君と一緒に住むまでの過程 3


 あれほど冷たく突き放したのだ。てっきり、仕事明けは家にやってこないと思っていたのに、岡は当直明け早々に俺の家へやってきた。今日は岡が当直だったから、バイトは休みにしている。ついでにいうと、明日も休みだ。今や、引っ越しどころじゃない俺に対し、さすがの岡も今は気まずそうな顔をしていた。
 のこのことやってきた勇気ぐらいは、認めてやろう。
 無意識のうちに、俺は岡に対して身勝手になっていた。こうやって怒ってるのを表に出せば、隠してることだって渋々話をするんだと思いこんでしまっていた。俺の前に正座した岡は「……あのさぁ」と話し始める。両親のことだと思い込んでいた。
「今日はうち、来る?」
「……はぁ?」
 思いがけない質問に、声を荒げてしまった。こんなことを言いにわざわざ、うちへ来たのか。来てほしいって言うなら、行ってやらんでもないけどムカついてるのは現在進行形だ。俺の声を聞いた岡は、身を竦ませた。
「ほら、引っ越しのこととか考えたいしさぁ」
 よくもまぁ、こんな状態で引っ越しの話が出来るなと、尊敬してしまった。冷めた目で見てると、岡が俯く。気まずさはそれなりに感じてるようだ。
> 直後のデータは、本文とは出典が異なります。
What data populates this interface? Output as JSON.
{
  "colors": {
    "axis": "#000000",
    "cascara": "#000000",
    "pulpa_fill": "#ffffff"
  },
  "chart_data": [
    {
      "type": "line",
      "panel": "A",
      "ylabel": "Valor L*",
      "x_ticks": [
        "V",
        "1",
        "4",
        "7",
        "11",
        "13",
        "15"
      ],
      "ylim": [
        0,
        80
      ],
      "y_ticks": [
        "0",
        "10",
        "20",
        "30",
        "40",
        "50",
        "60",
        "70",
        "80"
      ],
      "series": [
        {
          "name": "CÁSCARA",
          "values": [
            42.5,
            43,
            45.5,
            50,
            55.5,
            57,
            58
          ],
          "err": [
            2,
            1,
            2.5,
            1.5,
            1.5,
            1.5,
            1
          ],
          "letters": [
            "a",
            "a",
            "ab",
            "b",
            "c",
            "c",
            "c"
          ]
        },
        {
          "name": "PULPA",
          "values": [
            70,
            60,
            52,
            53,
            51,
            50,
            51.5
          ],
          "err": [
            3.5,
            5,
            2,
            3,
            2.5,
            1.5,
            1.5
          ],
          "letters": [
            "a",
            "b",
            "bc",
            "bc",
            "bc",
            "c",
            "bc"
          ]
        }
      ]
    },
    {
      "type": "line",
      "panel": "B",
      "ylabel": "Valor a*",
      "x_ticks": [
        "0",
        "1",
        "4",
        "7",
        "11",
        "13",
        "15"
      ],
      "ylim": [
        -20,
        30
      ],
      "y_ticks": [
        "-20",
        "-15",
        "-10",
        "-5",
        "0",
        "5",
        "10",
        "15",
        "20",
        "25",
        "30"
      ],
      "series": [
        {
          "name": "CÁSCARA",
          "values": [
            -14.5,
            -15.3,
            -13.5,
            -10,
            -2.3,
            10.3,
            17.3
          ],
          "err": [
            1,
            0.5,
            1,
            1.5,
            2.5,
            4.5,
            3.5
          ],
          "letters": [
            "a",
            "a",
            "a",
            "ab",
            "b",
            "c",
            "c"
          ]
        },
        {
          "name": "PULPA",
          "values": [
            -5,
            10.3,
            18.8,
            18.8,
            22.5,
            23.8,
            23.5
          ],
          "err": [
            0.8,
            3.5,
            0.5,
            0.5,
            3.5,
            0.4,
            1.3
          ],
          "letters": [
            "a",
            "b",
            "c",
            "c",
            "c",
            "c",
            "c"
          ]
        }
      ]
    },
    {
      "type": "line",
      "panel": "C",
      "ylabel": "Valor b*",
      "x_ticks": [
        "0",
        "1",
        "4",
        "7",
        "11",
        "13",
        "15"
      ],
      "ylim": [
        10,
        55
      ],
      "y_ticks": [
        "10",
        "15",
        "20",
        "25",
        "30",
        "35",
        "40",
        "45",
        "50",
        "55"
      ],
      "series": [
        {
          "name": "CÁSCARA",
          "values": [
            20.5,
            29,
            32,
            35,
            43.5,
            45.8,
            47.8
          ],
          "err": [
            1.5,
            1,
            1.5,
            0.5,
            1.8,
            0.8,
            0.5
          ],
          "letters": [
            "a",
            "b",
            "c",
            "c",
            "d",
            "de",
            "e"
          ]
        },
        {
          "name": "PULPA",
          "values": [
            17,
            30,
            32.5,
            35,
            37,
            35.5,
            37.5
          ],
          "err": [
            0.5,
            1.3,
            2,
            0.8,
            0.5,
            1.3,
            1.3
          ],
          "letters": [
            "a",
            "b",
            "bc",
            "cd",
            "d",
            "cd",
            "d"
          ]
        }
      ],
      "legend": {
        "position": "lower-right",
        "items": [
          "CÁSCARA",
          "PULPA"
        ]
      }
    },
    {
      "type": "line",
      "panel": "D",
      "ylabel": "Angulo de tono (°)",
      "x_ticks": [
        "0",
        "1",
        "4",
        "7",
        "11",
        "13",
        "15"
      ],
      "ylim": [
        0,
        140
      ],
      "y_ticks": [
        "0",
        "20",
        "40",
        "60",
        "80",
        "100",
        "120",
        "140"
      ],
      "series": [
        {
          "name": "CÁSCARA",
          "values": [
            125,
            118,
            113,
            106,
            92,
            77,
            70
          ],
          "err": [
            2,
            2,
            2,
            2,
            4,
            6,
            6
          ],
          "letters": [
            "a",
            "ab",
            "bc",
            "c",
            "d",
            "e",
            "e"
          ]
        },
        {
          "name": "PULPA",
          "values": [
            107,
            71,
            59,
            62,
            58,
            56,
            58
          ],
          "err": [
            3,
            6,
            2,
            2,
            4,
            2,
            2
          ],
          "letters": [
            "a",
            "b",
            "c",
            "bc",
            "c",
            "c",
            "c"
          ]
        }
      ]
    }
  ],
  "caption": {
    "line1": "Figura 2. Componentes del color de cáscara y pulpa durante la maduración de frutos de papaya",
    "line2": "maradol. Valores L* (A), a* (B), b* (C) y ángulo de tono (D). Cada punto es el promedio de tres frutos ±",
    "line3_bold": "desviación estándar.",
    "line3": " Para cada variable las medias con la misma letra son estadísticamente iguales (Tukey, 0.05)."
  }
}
顔を上げると恐る恐る口を開く。
「そう言えばさ、沢田に俺らのこと、話したの?」
「ん、うん。ついうっかり言っちゃったから」
「あ……、そうなんだ」
 なんか変な質問だった。首を傾げると岡は「……そっか」と呟く。沢田にバレたのがまずかった、と言うわけではなさそうだ。それに誰かに喋ったなんて、沢田以外無いし言いふらしてることもない。俺だってそれなりに常識を持ち合わせてるし、岡と付き合うことが普通じゃないってことも分かってるんだけどな。考え込んでる顔を見てたら、何だかまたムカついてきた。
「沢田にしか言ってないけど」
「いや、それは良いんだけどさ。大丈夫かなって」
「何が?」
「……まぁ、ほら、可笑しいから」
 その言葉に、カチンときた。
「可笑しいってどういうこと」
 俺が問い返してから岡もマズイことを言ったと気付いたようで、「あ、ごめん」とすぐに謝る。けど、可笑しいって言われたのは、ムカついたし傷ついた。そりゃ、男同士で付き合うなんて普通じゃないけど、可笑しいことをしてるわけじゃない。それなりのデメリットを踏まえたうえで、岡のことを好きだから付き合ってるのに。岡は俺と付き合うことを可笑しいって思ってたのか。本音がポロリと出た気がした。
 この一言は、見過ごせない。
「俺と付き合うことは可笑しいって思ってたの?」
「そうじゃないって」
 キツイ言葉で言うと、岡は慌てて反論する。
「でも、岡はそう言ったよね。確かに」
「言ったけど、本心とかじゃないって」
 必死に取り繕うとしているのが目に見えてたけど、言葉は止まらなかった。今の言葉は俺だけじゃなくて、俺達の関係すらも否定してた。この一年半、気にもしてなかったけど、もうこんな付き合いに飽き飽きしてきたのか。まぁ、それはないだろう。どれほど岡が俺のことが好きなのかは、痛いほどに伝わってくる。けれど、心の奥底では引け目を感じてたんだろう。それが露わになったから、辛さを感じてしまった。
 そう思われてたってことが、辛い。
「別に俺は、岡と付き合ってることが恥ずかしいことじゃないし、可笑しいとも思ってない。だからそんな言葉は口に出さない。可笑しいなら、やめにしたほうがいいんじゃない」
「ちょ、どういうことだよ、それ」
 怒りのあまり思いもよらぬ言葉が出てしまう。さすがの岡も危機感があったようで、俺の腕を掴む。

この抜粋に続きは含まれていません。